“I love it.”
“Come on. Let’s go eat.” She pauses and gives me a cheeky grin, some of her confidence of earlier returning. “And wait for my stepbrother to see you and fall in love.”
She clutches at her heart and falls dramatically backward onto her bed, laughing.
I make a tiny wish that he’ll at least fall into infatuation. Then he will be my protector. My person.
Everybody needs a person. Maybe I can somehow make Dimitri mine.
15
DIMITRI
Dorian is breathing heavily through his mouth. He can’t breathe through his nose because Virgil broke it.
All talk of restraint flew out the window when he saw Dorian smirking like the fucking douche he is, and he went straight for him, punching him twice in the face.
I let him, and then I pulled him back. “I need him alive, remember.”
He shook me off, angrily, but then he nodded and backed off, flexing and unflexing his hands.
Now it’s my turn. I have much gentler but much more creative ways to get someone where I want them. I’ve just about reached that point with Dorian. I can tell from his disorientation and the sweat dripping from his face as if he’s run a marathon.
Psychologically, he’s fucked up. I’ve barely hurt him. Technically, I have hurt him, just nothing like the brute force that Virgil used. Call it death by a thousand cuts instead.
“You get to choose,” I tell him softly. “You’re not going to live, but you get a quick death or an agonizing one.
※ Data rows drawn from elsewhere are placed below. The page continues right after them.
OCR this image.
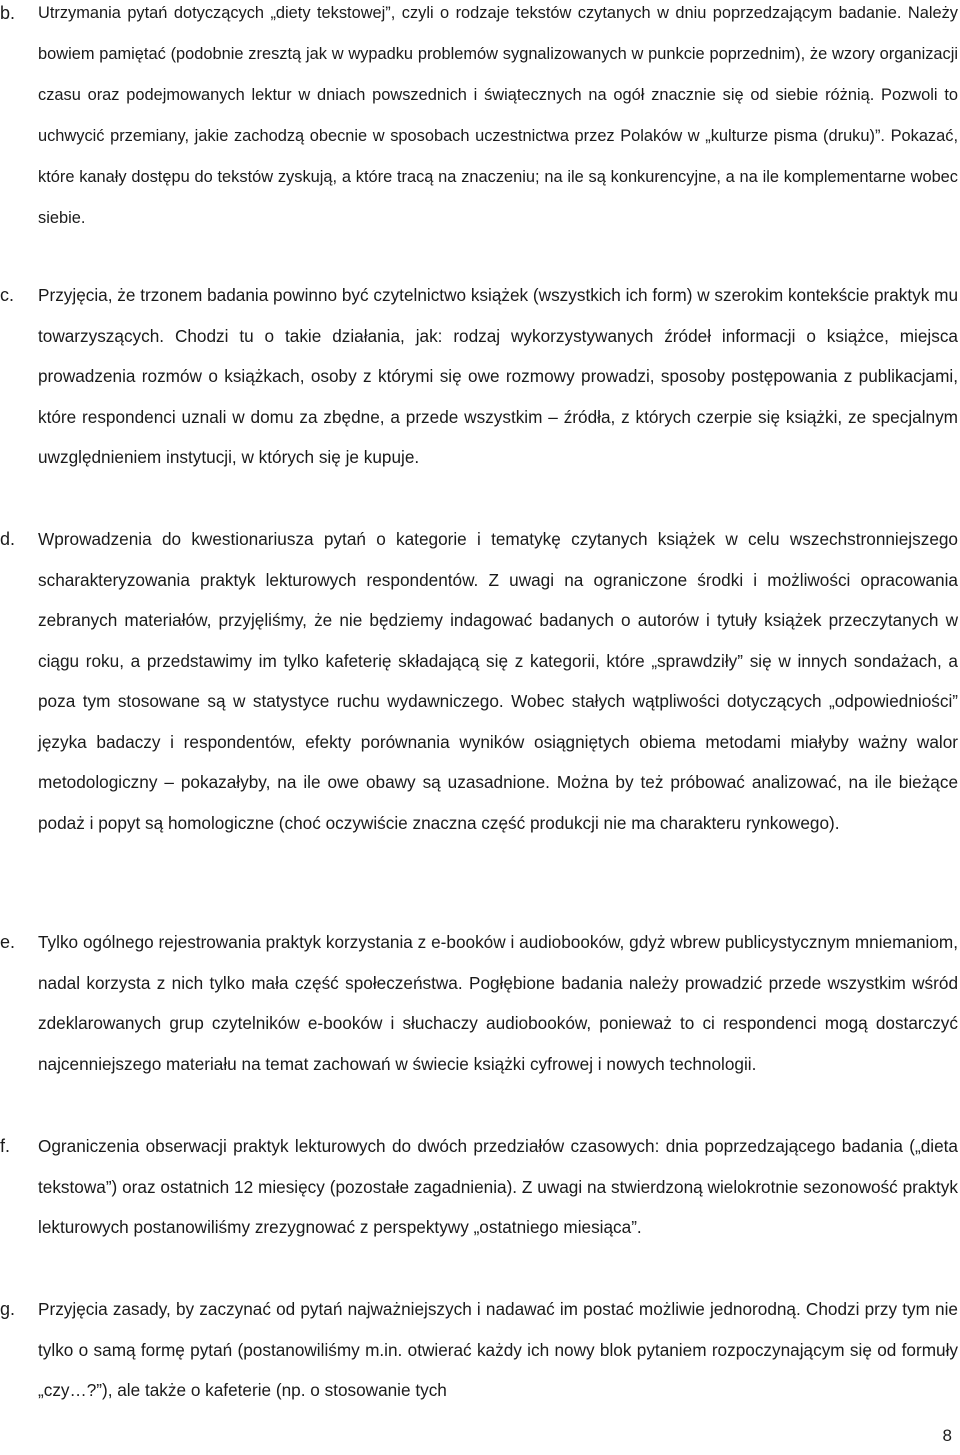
b.	Utrzymania pytań dotyczących „diety tekstowej”, czyli o rodzaje tekstów czytanych w dniu poprzedzającym badanie. Należy bowiem pamiętać (podobnie zresztą jak w wypadku problemów sygnalizowanych w punkcie poprzednim), że wzory organizacji czasu oraz podejmowanych lektur w dniach powszednich i świątecznych na ogół znacznie się od siebie różnią. Pozwoli to uchwycić przemiany, jakie zachodzą obecnie w sposobach uczestnictwa przez Polaków w „kulturze pisma (druku)”. Pokazać, które kanały dostępu do tekstów zyskują, a które tracą na znaczeniu; na ile są konkurencyjne, a na ile komplementarne wobec siebie.

c.	Przyjęcia, że trzonem badania powinno być czytelnictwo książek (wszystkich ich form) w szerokim kontekście praktyk mu towarzyszących. Chodzi tu o takie działania, jak: rodzaj wykorzystywanych źródeł informacji o książce, miejsca prowadzenia rozmów o książkach, osoby z którymi się owe rozmowy prowadzi, sposoby postępowania z publikacjami, które respondenci uznali w domu za zbędne, a przede wszystkim – źródła, z których czerpie się książki, ze specjalnym uwzględnieniem instytucji, w których się je kupuje.

d.	Wprowadzenia do kwestionariusza pytań o kategorie i tematykę czytanych książek w celu wszechstronniejszego scharakteryzowania praktyk lekturowych respondentów. Z uwagi na ograniczone środki i możliwości opracowania zebranych materiałów, przyjęliśmy, że nie będziemy indagować badanych o autorów i tytuły książek przeczytanych w ciągu roku, a przedstawimy im tylko kafeterię składającą się z kategorii, które „sprawdziły” się w innych sondażach, a poza tym stosowane są w statystyce ruchu wydawniczego. Wobec stałych wątpliwości dotyczących „odpowiedniości” języka badaczy i respondentów, efekty porównania wyników osiągniętych obiema metodami miałyby ważny walor metodologiczny – pokazałyby, na ile owe obawy są uzasadnione. Można by też próbować analizować, na ile bieżące podaż i popyt są homologiczne (choć oczywiście znaczna część produkcji nie ma charakteru rynkowego).

e.	Tylko ogólnego rejestrowania praktyk korzystania z e-booków i audiobooków, gdyż wbrew publicystycznym mniemaniom, nadal korzysta z nich tylko mała część społeczeństwa. Pogłębione badania należy prowadzić przede wszystkim wśród zdeklarowanych grup czytelników e-booków i słuchaczy audiobooków, ponieważ to ci respondenci mogą dostarczyć najcenniejszego materiału na temat zachowań w świecie książki cyfrowej i nowych technologii.

f.	Ograniczenia obserwacji praktyk lekturowych do dwóch przedziałów czasowych: dnia poprzedzającego badania („dieta tekstowa”) oraz ostatnich 12 miesięcy (pozostałe zagadnienia). Z uwagi na stwierdzoną wielokrotnie sezonowość praktyk lekturowych postanowiliśmy zrezygnować z perspektywy „ostatniego miesiąca”.

g.	Przyjęcia zasady, by zaczynać od pytań najważniejszych i nadawać im postać możliwie jednorodną. Chodzi przy tym nie tylko o samą formę pytań (postanowiliśmy m.in. otwierać każdy ich nowy blok pytaniem rozpoczynającym się od formuły „czy…?”), ale także o kafeterie (np. o stosowanie tych

8
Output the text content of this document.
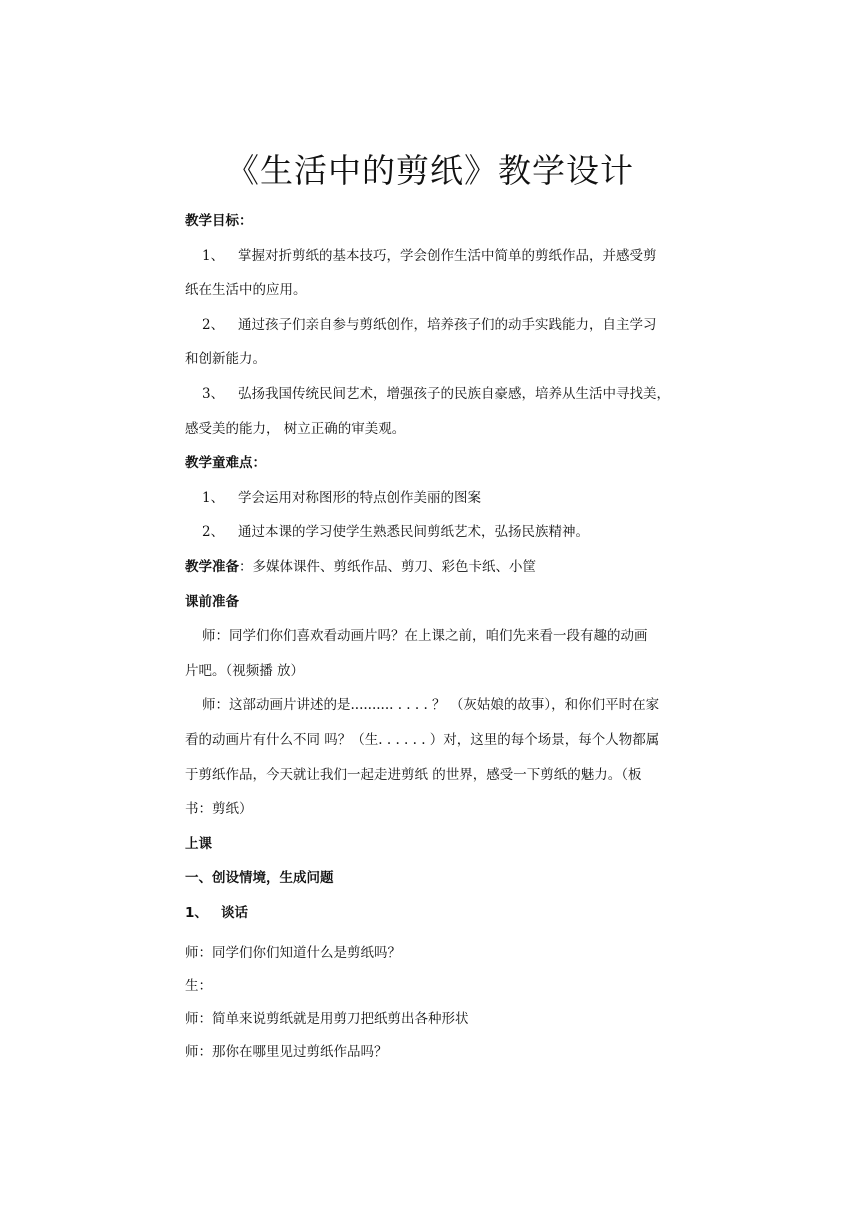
《生活中的剪纸》教学设计
教学目标：
1、 掌握对折剪纸的基本技巧，学会创作生活中简单的剪纸作品，并感受剪
纸在生活中的应用。
2、 通过孩子们亲自参与剪纸创作，培养孩子们的动手实践能力，自主学习
和创新能力。
3、 弘扬我国传统民间艺术，增强孩子的民族自豪感，培养从生活中寻找美，
感受美的能力， 树立正确的审美观。
教学童难点：
1、 学会运用对称图形的特点创作美丽的图案
2、 通过本课的学习使学生熟悉民间剪纸艺术，弘扬民族精神。
教学准备：多媒体课件、剪纸作品、剪刀、彩色卡纸、小筐
课前准备
师：同学们你们喜欢看动画片吗？在上课之前，咱们先来看一段有趣的动画
片吧。（视频播 放）
师：这部动画片讲述的是.......... . . . . ？ （灰姑娘的故事），和你们平时在家
看的动画片有什么不同 吗？（生. . . . . . ）对，这里的每个场景，每个人物都属
于剪纸作品，今天就让我们一起走进剪纸 的世界，感受一下剪纸的魅力。（板
书：剪纸）
上课
一、创设情境，生成问题
1、 谈话
师：同学们你们知道什么是剪纸吗？
生：
师：简单来说剪纸就是用剪刀把纸剪出各种形状
师：那你在哪里见过剪纸作品吗？
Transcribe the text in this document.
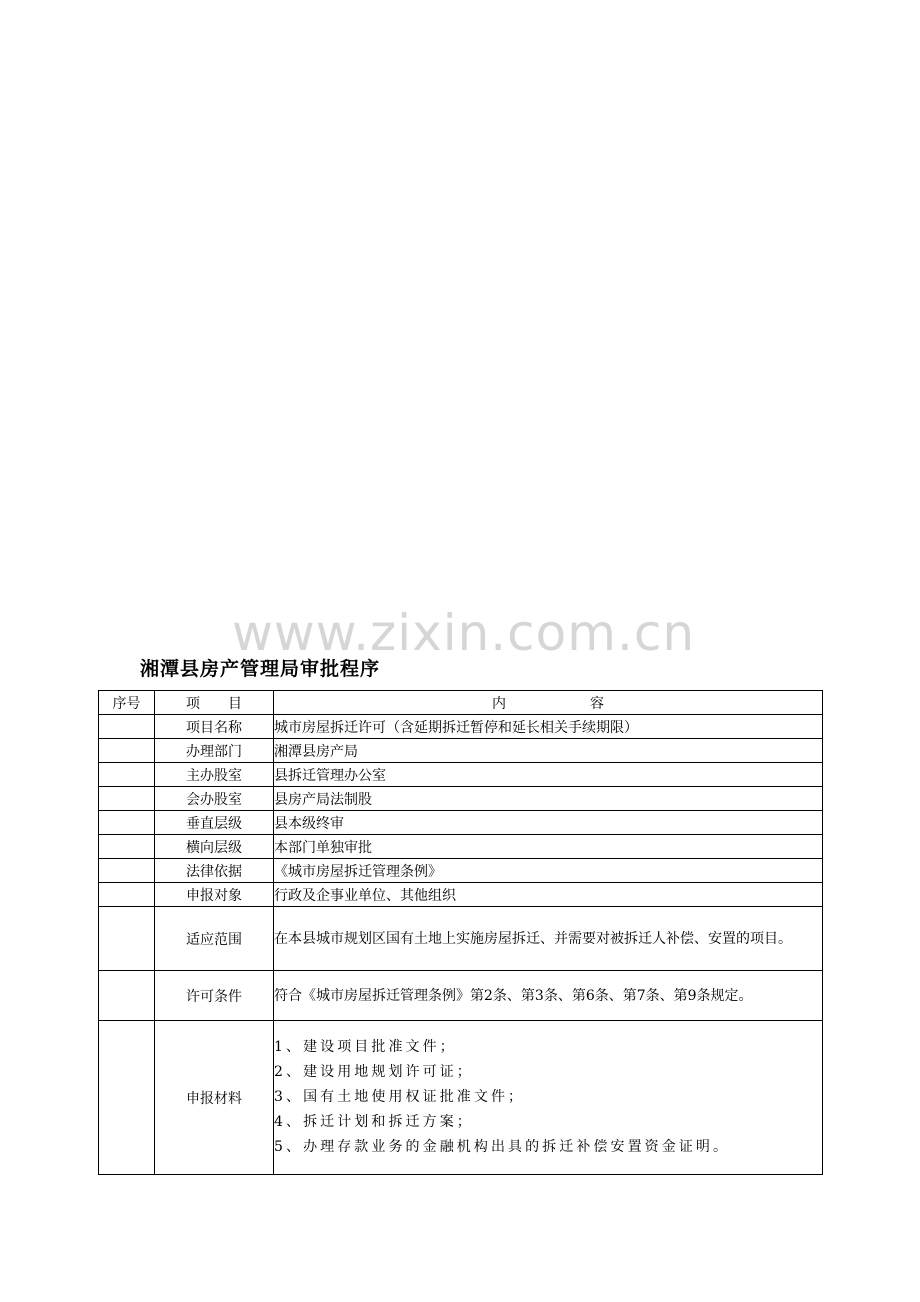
www.zixin.com.cn
湘潭县房产管理局审批程序
序号	项　　目	内　　　　　　容
	项目名称	城市房屋拆迁许可（含延期拆迁暂停和延长相关手续期限）
	办理部门	湘潭县房产局
	主办股室	县拆迁管理办公室
	会办股室	县房产局法制股
	垂直层级	县本级终审
	横向层级	本部门单独审批
	法律依据	《城市房屋拆迁管理条例》
	申报对象	行政及企事业单位、其他组织
	适应范围	在本县城市规划区国有土地上实施房屋拆迁、并需要对被拆迁人补偿、安置的项目。
	许可条件	符合《城市房屋拆迁管理条例》第2条、第3条、第6条、第7条、第9条规定。
	申报材料	1、建设项目批准文件；
2、建设用地规划许可证；
3、国有土地使用权证批准文件；
4、拆迁计划和拆迁方案；
5、办理存款业务的金融机构出具的拆迁补偿安置资金证明。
I want to know who the fuck is running these auctions, and how did they get in touch with you?”
He spits blood and glares at me. There’s still a tiny simmering note of defiance there. That won’t do.
When we bought this cabin, I had something very special made in the bowels of the cellar. What used to be an old-style storm shelter has become something so much more. It took a team of men and a special archeological architect to lead the team, but we managed to complete it.
I have only used it once, and then only for about two hours before the prisoner was screaming to be let out and begging to talk. The other times, I’ve only had to show it to people to make them talk.
“Fuck you,” Dorian says.
It’s comical because he almost asks it like a question, as if I should tell him whether going with that reply is his best option.
“Do you know what an oubliette is?” I ask.
“What? Have you gone mad? No.”
I nod. “Most people don’t. You know what a dungeon is, right?”
He manages to drag a defiant smirk from the depths of his dawning terror. “Ooh, you going to put me in your scary dungeon?”
“No. I don’t have one. I do have an oubliette. Want to see it?”
I untie his hands and feet, making quick work of the knots in the thick rope, and then I cuff his hands in front of him. He’s too weak to fight, but just in case. He hasn’t had any food for the last few days he’s been here, only drops of water. Enough to keep him alive but desperately thirsty. I drag him along, and Virgil follows.
Virgil hasn’t seen this. It won’t hurt for Virgil to see just how much of a bastard I am, and what I will do to protect me and mine.
We reach the door to the back room, and I kick it open, dragging Dorian with me.
The far end of the room has the door to the large basement, which has more options for interrogation if I need them. I rarely do. Not when I have my baby.
I stop by the grate and take hold of Dorian’s greasy head, swiveling it down.
“A grate?” He sounds confused, as well he might.